# How to? Astorath with scythe



## Ghost XV15 (Aug 3, 2010)

I have no idea where to put this, so move if I'm wrong here

A friend gave me a Astorath an Chrismas
I was lucky and there where 2 of his awesome axe in the box, so I decided to convert him a scythe and use him for my CSM

The Problem: How should I do the pose?
If you have any Ideas, please answer


----------



## lav25gunner (Dec 13, 2008)

Just to clarify; you want to make an additional Astorath outta plastic chaos bits using the extra metal spine ax you have? Or do you mean you're gonna use the original metal model for your CSM army, and somehow pose him using two spine axes?


----------



## lav25gunner (Dec 13, 2008)

Here's something I found. Simply put the spare ax into the pointing hand.
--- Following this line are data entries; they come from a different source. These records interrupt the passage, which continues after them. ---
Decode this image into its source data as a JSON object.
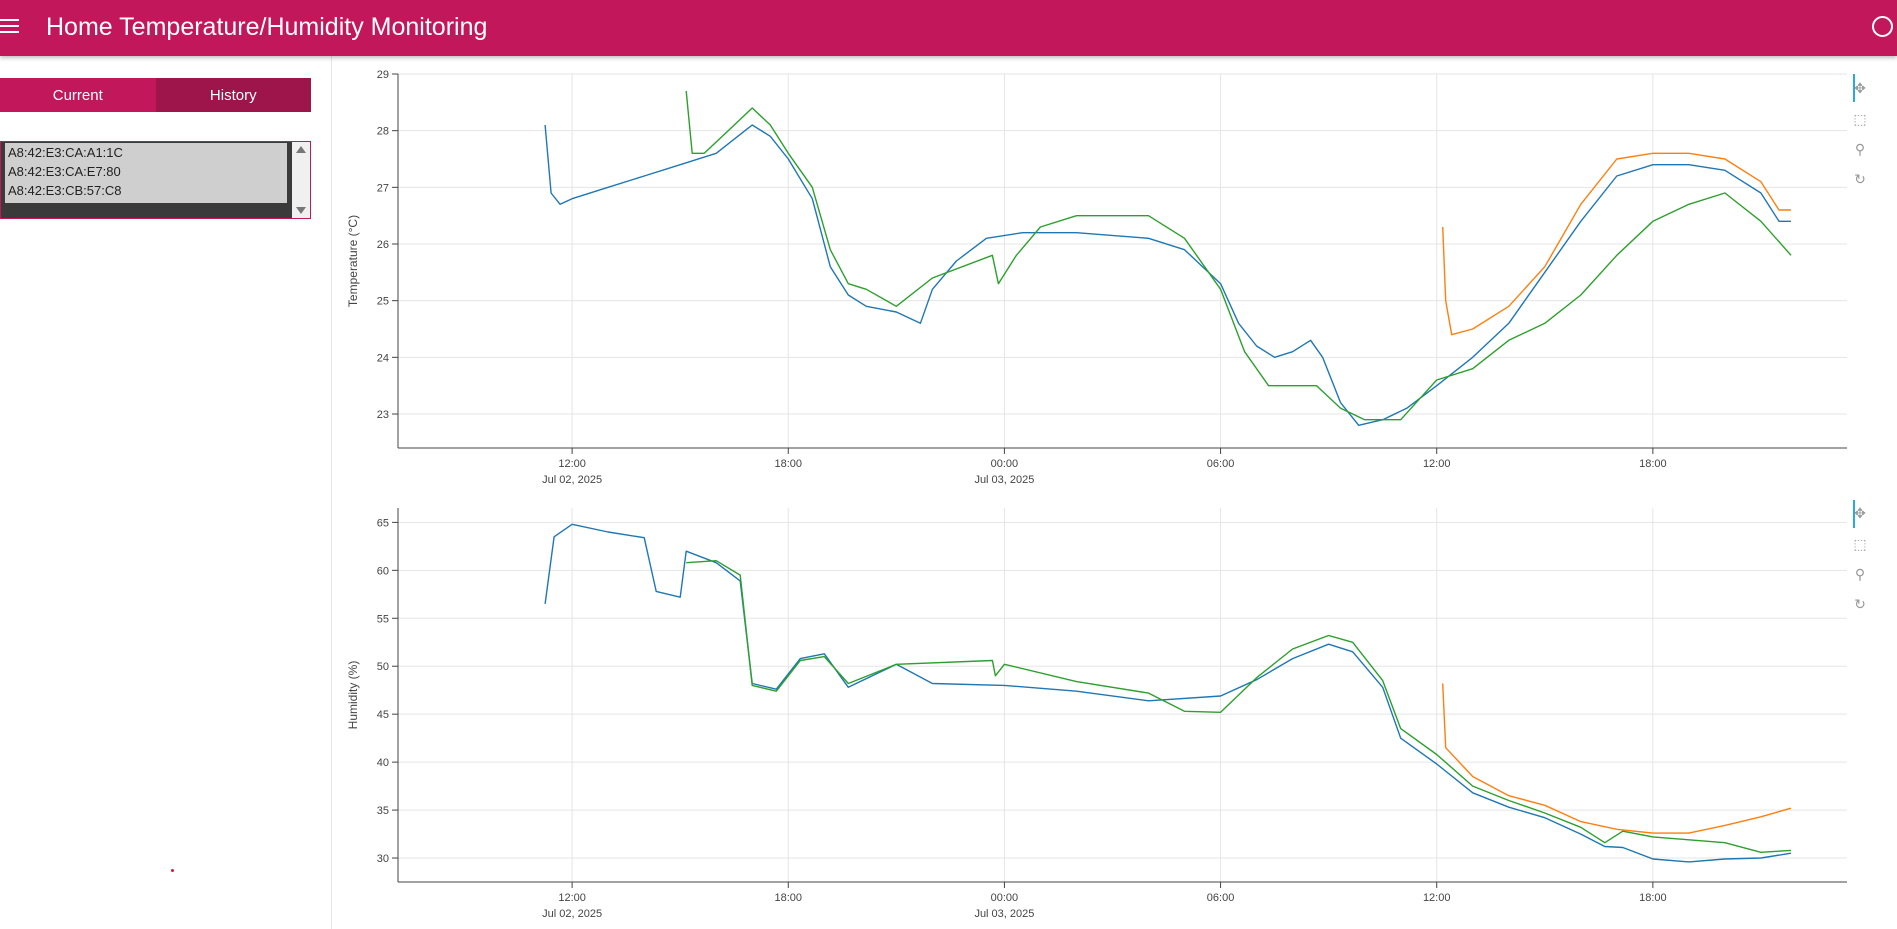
{
  "app": {
    "title": "Home Temperature/Humidity Monitoring"
  },
  "icons": {
    "menu": "hamburger-menu-icon",
    "status": "circle-status-icon",
    "pan": "pan-icon",
    "box_zoom": "box-zoom-icon",
    "wheel_zoom": "wheel-zoom-icon",
    "reset": "reset-icon"
  },
  "colors": {
    "brand": "#c2185b",
    "brand_dark": "#9d154a",
    "blue": "#1f77b4",
    "orange": "#ff7f0e",
    "green": "#2ca02c",
    "tool_accent": "#26aae1"
  },
  "tabs": [
    {
      "label": "Current"
    },
    {
      "label": "History"
    }
  ],
  "devices": [
    {
      "mac": "A8:42:E3:CA:A1:1C"
    },
    {
      "mac": "A8:42:E3:CA:E7:80"
    },
    {
      "mac": "A8:42:E3:CB:57:C8"
    }
  ],
  "chart_data": [
    {
      "type": "line",
      "title": "",
      "xlabel": "",
      "ylabel": "Temperature (°C)",
      "ylim": [
        22.4,
        29
      ],
      "xlim": [
        "2025-07-02 07:10",
        "2025-07-03 23:30"
      ],
      "x_ticks": [
        {
          "time": "2025-07-02 12:00",
          "label": "12:00",
          "sublabel": "Jul 02, 2025"
        },
        {
          "time": "2025-07-02 18:00",
          "label": "18:00",
          "sublabel": ""
        },
        {
          "time": "2025-07-03 00:00",
          "label": "00:00",
          "sublabel": "Jul 03, 2025"
        },
        {
          "time": "2025-07-03 06:00",
          "label": "06:00",
          "sublabel": ""
        },
        {
          "time": "2025-07-03 12:00",
          "label": "12:00",
          "sublabel": ""
        },
        {
          "time": "2025-07-03 18:00",
          "label": "18:00",
          "sublabel": ""
        }
      ],
      "y_ticks": [
        23,
        24,
        25,
        26,
        27,
        28,
        29
      ],
      "grid": true,
      "series": [
        {
          "color": "#1f77b4",
          "points": [
            [
              "2025-07-02 11:15",
              28.1
            ],
            [
              "2025-07-02 11:25",
              26.9
            ],
            [
              "2025-07-02 11:40",
              26.7
            ],
            [
              "2025-07-02 12:00",
              26.8
            ],
            [
              "2025-07-02 13:00",
              27.0
            ],
            [
              "2025-07-02 14:00",
              27.2
            ],
            [
              "2025-07-02 15:00",
              27.4
            ],
            [
              "2025-07-02 16:00",
              27.6
            ],
            [
              "2025-07-02 17:00",
              28.1
            ],
            [
              "2025-07-02 17:30",
              27.9
            ],
            [
              "2025-07-02 18:00",
              27.5
            ],
            [
              "2025-07-02 18:40",
              26.8
            ],
            [
              "2025-07-02 19:10",
              25.6
            ],
            [
              "2025-07-02 19:40",
              25.1
            ],
            [
              "2025-07-02 20:10",
              24.9
            ],
            [
              "2025-07-02 21:00",
              24.8
            ],
            [
              "2025-07-02 21:40",
              24.6
            ],
            [
              "2025-07-02 22:00",
              25.2
            ],
            [
              "2025-07-02 22:40",
              25.7
            ],
            [
              "2025-07-02 23:30",
              26.1
            ],
            [
              "2025-07-03 00:30",
              26.2
            ],
            [
              "2025-07-03 02:00",
              26.2
            ],
            [
              "2025-07-03 04:00",
              26.1
            ],
            [
              "2025-07-03 05:00",
              25.9
            ],
            [
              "2025-07-03 06:00",
              25.3
            ],
            [
              "2025-07-03 06:30",
              24.6
            ],
            [
              "2025-07-03 07:00",
              24.2
            ],
            [
              "2025-07-03 07:30",
              24.0
            ],
            [
              "2025-07-03 08:00",
              24.1
            ],
            [
              "2025-07-03 08:30",
              24.3
            ],
            [
              "2025-07-03 08:50",
              24.0
            ],
            [
              "2025-07-03 09:20",
              23.2
            ],
            [
              "2025-07-03 09:50",
              22.8
            ],
            [
              "2025-07-03 10:30",
              22.9
            ],
            [
              "2025-07-03 11:10",
              23.1
            ],
            [
              "2025-07-03 12:00",
              23.5
            ],
            [
              "2025-07-03 13:00",
              24.0
            ],
            [
              "2025-07-03 14:00",
              24.6
            ],
            [
              "2025-07-03 15:00",
              25.5
            ],
            [
              "2025-07-03 16:00",
              26.4
            ],
            [
              "2025-07-03 17:00",
              27.2
            ],
            [
              "2025-07-03 18:00",
              27.4
            ],
            [
              "2025-07-03 19:00",
              27.4
            ],
            [
              "2025-07-03 20:00",
              27.3
            ],
            [
              "2025-07-03 21:00",
              26.9
            ],
            [
              "2025-07-03 21:30",
              26.4
            ],
            [
              "2025-07-03 21:50",
              26.4
            ]
          ]
        },
        {
          "color": "#ff7f0e",
          "points": [
            [
              "2025-07-03 12:10",
              26.3
            ],
            [
              "2025-07-03 12:15",
              25.0
            ],
            [
              "2025-07-03 12:25",
              24.4
            ],
            [
              "2025-07-03 13:00",
              24.5
            ],
            [
              "2025-07-03 14:00",
              24.9
            ],
            [
              "2025-07-03 15:00",
              25.6
            ],
            [
              "2025-07-03 16:00",
              26.7
            ],
            [
              "2025-07-03 17:00",
              27.5
            ],
            [
              "2025-07-03 18:00",
              27.6
            ],
            [
              "2025-07-03 19:00",
              27.6
            ],
            [
              "2025-07-03 20:00",
              27.5
            ],
            [
              "2025-07-03 21:00",
              27.1
            ],
            [
              "2025-07-03 21:30",
              26.6
            ],
            [
              "2025-07-03 21:50",
              26.6
            ]
          ]
        },
        {
          "color": "#2ca02c",
          "points": [
            [
              "2025-07-02 15:10",
              28.7
            ],
            [
              "2025-07-02 15:20",
              27.6
            ],
            [
              "2025-07-02 15:40",
              27.6
            ],
            [
              "2025-07-02 16:20",
              28.0
            ],
            [
              "2025-07-02 17:00",
              28.4
            ],
            [
              "2025-07-02 17:30",
              28.1
            ],
            [
              "2025-07-02 18:00",
              27.6
            ],
            [
              "2025-07-02 18:40",
              27.0
            ],
            [
              "2025-07-02 19:10",
              25.9
            ],
            [
              "2025-07-02 19:40",
              25.3
            ],
            [
              "2025-07-02 20:10",
              25.2
            ],
            [
              "2025-07-02 21:00",
              24.9
            ],
            [
              "2025-07-02 22:00",
              25.4
            ],
            [
              "2025-07-02 23:40",
              25.8
            ],
            [
              "2025-07-02 23:50",
              25.3
            ],
            [
              "2025-07-03 00:20",
              25.8
            ],
            [
              "2025-07-03 01:00",
              26.3
            ],
            [
              "2025-07-03 02:00",
              26.5
            ],
            [
              "2025-07-03 04:00",
              26.5
            ],
            [
              "2025-07-03 05:00",
              26.1
            ],
            [
              "2025-07-03 06:00",
              25.2
            ],
            [
              "2025-07-03 06:40",
              24.1
            ],
            [
              "2025-07-03 07:20",
              23.5
            ],
            [
              "2025-07-03 08:00",
              23.5
            ],
            [
              "2025-07-03 08:40",
              23.5
            ],
            [
              "2025-07-03 09:20",
              23.1
            ],
            [
              "2025-07-03 10:00",
              22.9
            ],
            [
              "2025-07-03 11:00",
              22.9
            ],
            [
              "2025-07-03 12:00",
              23.6
            ],
            [
              "2025-07-03 13:00",
              23.8
            ],
            [
              "2025-07-03 14:00",
              24.3
            ],
            [
              "2025-07-03 15:00",
              24.6
            ],
            [
              "2025-07-03 16:00",
              25.1
            ],
            [
              "2025-07-03 17:00",
              25.8
            ],
            [
              "2025-07-03 18:00",
              26.4
            ],
            [
              "2025-07-03 19:00",
              26.7
            ],
            [
              "2025-07-03 20:00",
              26.9
            ],
            [
              "2025-07-03 21:00",
              26.4
            ],
            [
              "2025-07-03 21:50",
              25.8
            ]
          ]
        }
      ]
    },
    {
      "type": "line",
      "title": "",
      "xlabel": "",
      "ylabel": "Humidity (%)",
      "ylim": [
        27.5,
        66.5
      ],
      "xlim": [
        "2025-07-02 07:10",
        "2025-07-03 23:30"
      ],
      "x_ticks": [
        {
          "time": "2025-07-02 12:00",
          "label": "12:00",
          "sublabel": "Jul 02, 2025"
        },
        {
          "time": "2025-07-02 18:00",
          "label": "18:00",
          "sublabel": ""
        },
        {
          "time": "2025-07-03 00:00",
          "label": "00:00",
          "sublabel": "Jul 03, 2025"
        },
        {
          "time": "2025-07-03 06:00",
          "label": "06:00",
          "sublabel": ""
        },
        {
          "time": "2025-07-03 12:00",
          "label": "12:00",
          "sublabel": ""
        },
        {
          "time": "2025-07-03 18:00",
          "label": "18:00",
          "sublabel": ""
        }
      ],
      "y_ticks": [
        30,
        35,
        40,
        45,
        50,
        55,
        60,
        65
      ],
      "grid": true,
      "series": [
        {
          "color": "#1f77b4",
          "points": [
            [
              "2025-07-02 11:15",
              56.5
            ],
            [
              "2025-07-02 11:30",
              63.5
            ],
            [
              "2025-07-02 12:00",
              64.8
            ],
            [
              "2025-07-02 13:00",
              64.0
            ],
            [
              "2025-07-02 14:00",
              63.4
            ],
            [
              "2025-07-02 14:20",
              57.8
            ],
            [
              "2025-07-02 15:00",
              57.2
            ],
            [
              "2025-07-02 15:10",
              62.0
            ],
            [
              "2025-07-02 16:00",
              60.8
            ],
            [
              "2025-07-02 16:40",
              58.9
            ],
            [
              "2025-07-02 17:00",
              48.2
            ],
            [
              "2025-07-02 17:40",
              47.6
            ],
            [
              "2025-07-02 18:20",
              50.8
            ],
            [
              "2025-07-02 19:00",
              51.3
            ],
            [
              "2025-07-02 19:40",
              47.8
            ],
            [
              "2025-07-02 21:00",
              50.2
            ],
            [
              "2025-07-02 22:00",
              48.2
            ],
            [
              "2025-07-03 00:00",
              48.0
            ],
            [
              "2025-07-03 02:00",
              47.4
            ],
            [
              "2025-07-03 04:00",
              46.4
            ],
            [
              "2025-07-03 06:00",
              46.9
            ],
            [
              "2025-07-03 07:00",
              48.6
            ],
            [
              "2025-07-03 08:00",
              50.8
            ],
            [
              "2025-07-03 09:00",
              52.3
            ],
            [
              "2025-07-03 09:40",
              51.5
            ],
            [
              "2025-07-03 10:30",
              47.8
            ],
            [
              "2025-07-03 11:00",
              42.5
            ],
            [
              "2025-07-03 12:00",
              39.8
            ],
            [
              "2025-07-03 13:00",
              36.8
            ],
            [
              "2025-07-03 14:00",
              35.3
            ],
            [
              "2025-07-03 15:00",
              34.2
            ],
            [
              "2025-07-03 16:00",
              32.5
            ],
            [
              "2025-07-03 16:40",
              31.2
            ],
            [
              "2025-07-03 17:10",
              31.1
            ],
            [
              "2025-07-03 18:00",
              29.9
            ],
            [
              "2025-07-03 19:00",
              29.6
            ],
            [
              "2025-07-03 20:00",
              29.9
            ],
            [
              "2025-07-03 21:00",
              30.0
            ],
            [
              "2025-07-03 21:50",
              30.5
            ]
          ]
        },
        {
          "color": "#ff7f0e",
          "points": [
            [
              "2025-07-03 12:10",
              48.2
            ],
            [
              "2025-07-03 12:15",
              41.5
            ],
            [
              "2025-07-03 13:00",
              38.5
            ],
            [
              "2025-07-03 14:00",
              36.5
            ],
            [
              "2025-07-03 15:00",
              35.5
            ],
            [
              "2025-07-03 16:00",
              33.8
            ],
            [
              "2025-07-03 17:00",
              33.0
            ],
            [
              "2025-07-03 18:00",
              32.6
            ],
            [
              "2025-07-03 19:00",
              32.6
            ],
            [
              "2025-07-03 20:00",
              33.4
            ],
            [
              "2025-07-03 21:00",
              34.3
            ],
            [
              "2025-07-03 21:50",
              35.2
            ]
          ]
        },
        {
          "color": "#2ca02c",
          "points": [
            [
              "2025-07-02 15:10",
              60.8
            ],
            [
              "2025-07-02 16:00",
              61.0
            ],
            [
              "2025-07-02 16:40",
              59.5
            ],
            [
              "2025-07-02 17:00",
              48.0
            ],
            [
              "2025-07-02 17:40",
              47.4
            ],
            [
              "2025-07-02 18:20",
              50.6
            ],
            [
              "2025-07-02 19:00",
              51.0
            ],
            [
              "2025-07-02 19:40",
              48.2
            ],
            [
              "2025-07-02 21:00",
              50.2
            ],
            [
              "2025-07-02 23:40",
              50.6
            ],
            [
              "2025-07-02 23:45",
              49.0
            ],
            [
              "2025-07-03 00:00",
              50.2
            ],
            [
              "2025-07-03 02:00",
              48.4
            ],
            [
              "2025-07-03 04:00",
              47.2
            ],
            [
              "2025-07-03 05:00",
              45.3
            ],
            [
              "2025-07-03 06:00",
              45.2
            ],
            [
              "2025-07-03 07:00",
              48.8
            ],
            [
              "2025-07-03 08:00",
              51.8
            ],
            [
              "2025-07-03 09:00",
              53.2
            ],
            [
              "2025-07-03 09:40",
              52.5
            ],
            [
              "2025-07-03 10:30",
              48.5
            ],
            [
              "2025-07-03 11:00",
              43.5
            ],
            [
              "2025-07-03 12:00",
              40.8
            ],
            [
              "2025-07-03 13:00",
              37.5
            ],
            [
              "2025-07-03 14:00",
              36.0
            ],
            [
              "2025-07-03 15:00",
              34.7
            ],
            [
              "2025-07-03 16:00",
              33.2
            ],
            [
              "2025-07-03 16:40",
              31.6
            ],
            [
              "2025-07-03 17:10",
              32.8
            ],
            [
              "2025-07-03 18:00",
              32.2
            ],
            [
              "2025-07-03 19:00",
              31.9
            ],
            [
              "2025-07-03 20:00",
              31.6
            ],
            [
              "2025-07-03 21:00",
              30.6
            ],
            [
              "2025-07-03 21:50",
              30.8
            ]
          ]
        }
      ]
    }
  ]
}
If you wanna go chaos, you could do something like this....


----------



## Ghost XV15 (Aug 3, 2010)

Thank you I really like the models you posted.
I think I take the pose of the first one



lav25gunner said:


> Just to clarify; you want to make an additional Astorath outta plastic chaos bits using the extra metal spine ax you have? Or do you mean you're gonna use the original metal model for your CSM army, and somehow pose him using two spine axes?


I gonna use the original model with some chaos bitz and I want to make a scythe out of the two axes

I will start a blog when I start my next armie, there I show some of the results of (chaos)astorath too :spiteful:


----------